Zeby nie bylo ze tylko hibiskusy...
Kwitnieniami lacunosy nie chce zanudzac, bo ona non stop i przewaznie na kilka baldaszkow kwitnie, ale wczoraj rozwinela sie meredithii - pierwszy raz.
One naprawde sa malusienkie. Carnosa przy nich to gigant. W dodatku na krociutkich lodyzkach, wiec calosc jest porownywalna z niewielkim baldaszkiem lacunosy.

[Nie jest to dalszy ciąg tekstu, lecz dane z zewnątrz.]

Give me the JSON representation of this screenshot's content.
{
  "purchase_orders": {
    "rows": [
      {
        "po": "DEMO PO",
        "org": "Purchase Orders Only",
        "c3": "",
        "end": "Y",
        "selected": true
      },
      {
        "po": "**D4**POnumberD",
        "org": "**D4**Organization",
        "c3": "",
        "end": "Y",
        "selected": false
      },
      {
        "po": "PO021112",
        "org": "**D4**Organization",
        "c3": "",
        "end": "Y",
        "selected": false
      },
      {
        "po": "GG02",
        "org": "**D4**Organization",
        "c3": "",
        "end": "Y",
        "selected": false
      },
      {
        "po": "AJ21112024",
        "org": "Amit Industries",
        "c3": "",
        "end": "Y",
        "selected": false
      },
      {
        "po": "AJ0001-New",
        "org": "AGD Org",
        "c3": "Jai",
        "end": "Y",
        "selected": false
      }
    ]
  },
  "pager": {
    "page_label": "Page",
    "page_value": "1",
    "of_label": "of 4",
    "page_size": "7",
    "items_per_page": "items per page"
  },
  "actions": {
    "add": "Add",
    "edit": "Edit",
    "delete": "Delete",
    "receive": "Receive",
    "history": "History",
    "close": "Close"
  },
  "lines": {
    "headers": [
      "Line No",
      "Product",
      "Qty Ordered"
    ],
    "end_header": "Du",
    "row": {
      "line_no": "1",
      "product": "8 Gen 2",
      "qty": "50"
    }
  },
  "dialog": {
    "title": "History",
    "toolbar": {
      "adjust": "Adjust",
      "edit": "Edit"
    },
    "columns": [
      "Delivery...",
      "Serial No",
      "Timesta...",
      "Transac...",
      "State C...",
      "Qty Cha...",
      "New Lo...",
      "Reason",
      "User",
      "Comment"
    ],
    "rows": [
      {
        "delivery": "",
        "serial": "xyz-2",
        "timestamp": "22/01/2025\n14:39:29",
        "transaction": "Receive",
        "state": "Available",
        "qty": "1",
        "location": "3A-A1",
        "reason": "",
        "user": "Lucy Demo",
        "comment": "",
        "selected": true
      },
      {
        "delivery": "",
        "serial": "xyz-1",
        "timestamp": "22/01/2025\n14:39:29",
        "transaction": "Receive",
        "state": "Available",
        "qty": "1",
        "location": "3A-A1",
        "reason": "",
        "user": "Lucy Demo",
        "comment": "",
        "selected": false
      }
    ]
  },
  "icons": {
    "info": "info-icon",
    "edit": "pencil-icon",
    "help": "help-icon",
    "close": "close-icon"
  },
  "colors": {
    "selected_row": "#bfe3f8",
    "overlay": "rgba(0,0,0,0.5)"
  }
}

Kwiatostan na razie malutki ale jak roślinka urośnie w siłę to będzie piękna piłeczka. Dla mnie jego zapach przypomina zapach takiej chińskiej lalki z gumy
Eriopus, sliczne kwiatuszki. Dobrze ja to widze, ze ona ma kwiatki na krotkich ogonkach? Bo ta moja tak wlasnie ma. Kwiatuszki malutkie, ogonki krociutkie. Ilosc kwiatkow na szypulce - wiadomo - mloda jest, wiec nie ma ich wiele.
Dziekuje Henryku. Pierwszy raz mam kwitnaca meredithii... Fajna jest.
crazydaisy kwiatki są na krótkich pedunclach, małe i gęsto upakowane w piłkę
hen_s kiedyś wszystkie hoje poza carnosa, bella i multiflora były rarytasami Coś tam jeszcze zostało ale nie liczyłem.
Śliczna, Kinga! Brawa dla Ciebie i dla niej, bo ślicznie ją zaprezentowałaś! Może kiedyś ja doczekam na swojej, bo aż chciałabym zobaczyć to na własne oczy
Tego nie wiem. Moje (chyba 3szt.) mają różne numerki i wygląd ale to wszystko przecież H. meredithii. Nie są stare ani młode bo może 2-3 letnie ale kwiatów ani uprosić. Teraz żona dała jedną w hydro, może to coś zmieni? Mam ochotę na taki widoczek u siebie.